Mit schwarzen, nach hinten gegelten Haaren betritt der Mann den Gerichtssaal, am Hals eine knapp sieben Zentimeter lange Narbe, die ihm ein 26-Jähriger Anfang Februar zugefügt hatte. Mit mehreren Messerstichen hatte er sein 41-jähriges Opfer lebensgefährlich verletzt. Seit vergangener Woche muss sich der Angeklagte vor dem Landgericht Ansbach wegen versuchten Mordes mit gefährlicher Körperverletzung verantworten. Die Staatsanwaltschaft Ansbach spricht von einem versuchten Auftragsmord. Am Mittwoch hat das Opfer selbst vor Gericht ausgesagt.
Opfer bestätigt geschäftliche Beziehungen in die Türkei
Der 26-jährige Tatverdächtige hatte seine Tat beim Prozessauftakt vergangene Woche bereits eingeräumt. Er erklärte, sein französischer Auftraggeber habe ihm gesagt, der 41-jährige TEVEO Mitarbeiter habe den Vorstand eines türkischen Sportclubs aus Bursa durch eine Unterschrift betrogen.
Der 41-Jährige Geschäftsmann, der selbst türkische Wurzeln hat, gab am Mittwoch vor Gericht an, einige Zeit in der Türkei gelebt und dort auch gearbeitet zu haben. TEVEO habe außerdem eine große Zweigstelle in der Türkei und produziere dort Kleidung. Weiter sagte er, in Bursa befinde sich ein Produzent von TEVEO, der auch ehemaliger Vizevorstand des türkischen Vereins gewesen sein soll. Zum Sportverein habe er selbst aber keinerlei Bezug. Die Geschäftsbeziehung zum Produzenten sei hingegen immer noch von Bestand.
Weitere Nachfragen zum möglichen Motiv des Angriffs blockten sowohl das Opfer als auch sein Anwalt ab. Bis heute leidet der Mann körperlich und mental unter den Folgen des Angriffs. Der Tatverdächtige bat den 41-Jährigen um Entschuldigung.

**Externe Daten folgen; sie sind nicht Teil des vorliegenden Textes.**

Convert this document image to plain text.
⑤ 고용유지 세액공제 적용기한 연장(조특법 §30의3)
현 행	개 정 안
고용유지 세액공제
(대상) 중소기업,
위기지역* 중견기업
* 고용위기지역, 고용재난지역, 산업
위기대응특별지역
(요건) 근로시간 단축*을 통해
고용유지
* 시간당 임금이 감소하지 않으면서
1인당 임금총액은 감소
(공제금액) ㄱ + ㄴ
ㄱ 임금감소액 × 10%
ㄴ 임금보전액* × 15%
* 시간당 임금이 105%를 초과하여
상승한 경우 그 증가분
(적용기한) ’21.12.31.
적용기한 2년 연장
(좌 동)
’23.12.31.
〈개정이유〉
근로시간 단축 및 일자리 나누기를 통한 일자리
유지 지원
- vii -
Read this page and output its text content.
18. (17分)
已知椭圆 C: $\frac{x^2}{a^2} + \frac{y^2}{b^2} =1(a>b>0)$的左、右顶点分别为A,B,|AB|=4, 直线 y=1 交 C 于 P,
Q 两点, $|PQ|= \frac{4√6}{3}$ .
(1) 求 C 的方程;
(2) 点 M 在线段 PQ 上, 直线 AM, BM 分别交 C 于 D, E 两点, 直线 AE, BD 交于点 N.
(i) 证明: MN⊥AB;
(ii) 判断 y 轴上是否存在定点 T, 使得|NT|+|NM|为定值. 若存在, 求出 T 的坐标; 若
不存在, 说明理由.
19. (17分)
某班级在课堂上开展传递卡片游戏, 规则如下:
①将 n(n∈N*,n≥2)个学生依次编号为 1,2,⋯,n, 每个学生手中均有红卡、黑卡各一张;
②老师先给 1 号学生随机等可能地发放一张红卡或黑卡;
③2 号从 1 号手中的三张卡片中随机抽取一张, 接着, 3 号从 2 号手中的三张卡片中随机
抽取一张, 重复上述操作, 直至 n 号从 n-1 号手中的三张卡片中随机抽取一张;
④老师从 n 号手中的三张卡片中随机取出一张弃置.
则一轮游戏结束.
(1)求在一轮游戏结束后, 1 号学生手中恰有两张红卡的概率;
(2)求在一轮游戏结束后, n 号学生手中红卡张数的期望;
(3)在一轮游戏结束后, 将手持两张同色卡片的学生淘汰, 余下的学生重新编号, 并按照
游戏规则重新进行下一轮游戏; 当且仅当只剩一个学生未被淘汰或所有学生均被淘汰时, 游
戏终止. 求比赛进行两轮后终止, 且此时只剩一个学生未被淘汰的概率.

TEVEO reagiert nicht auf BR-Anfrage
Auf mehrfache Anfragen des BR reagierte die Influencer-Marke TEVEO bislang nicht. Auch telefonische Kontaktversuche von Seiten des BR blieben erfolglos. Das Unternehmen hat seinen Hauptsitz im mittelfränkischen Elpersdorf, einem Gemeindeteil von Ansbach. TEVEO wurde 2019 gegründet, setzt stark auf Influencer-Marketing und zählt zu Deutschlands bekanntesten Fitness-Unternehmen.
Wurde der Angeklagte selbst bedroht?
Bei Prozessauftakt hatte der Angeklagte erklärt, den Auftrag habe sein Komplize über Dritte organisiert. Sie verbinde eine Bekanntschaft seit Kindertagen, da sie im selben Ort in der Türkei aufgewachsen seien. Der 26-jährige Tatverdächtige war vor der Tat aus der Türkei nach Deutschland gekommen. Der Auftraggeber befindet sich laut der Staatsanwaltschaft in Frankreich, wo auch der Prozess gegen ihn stattfinden soll.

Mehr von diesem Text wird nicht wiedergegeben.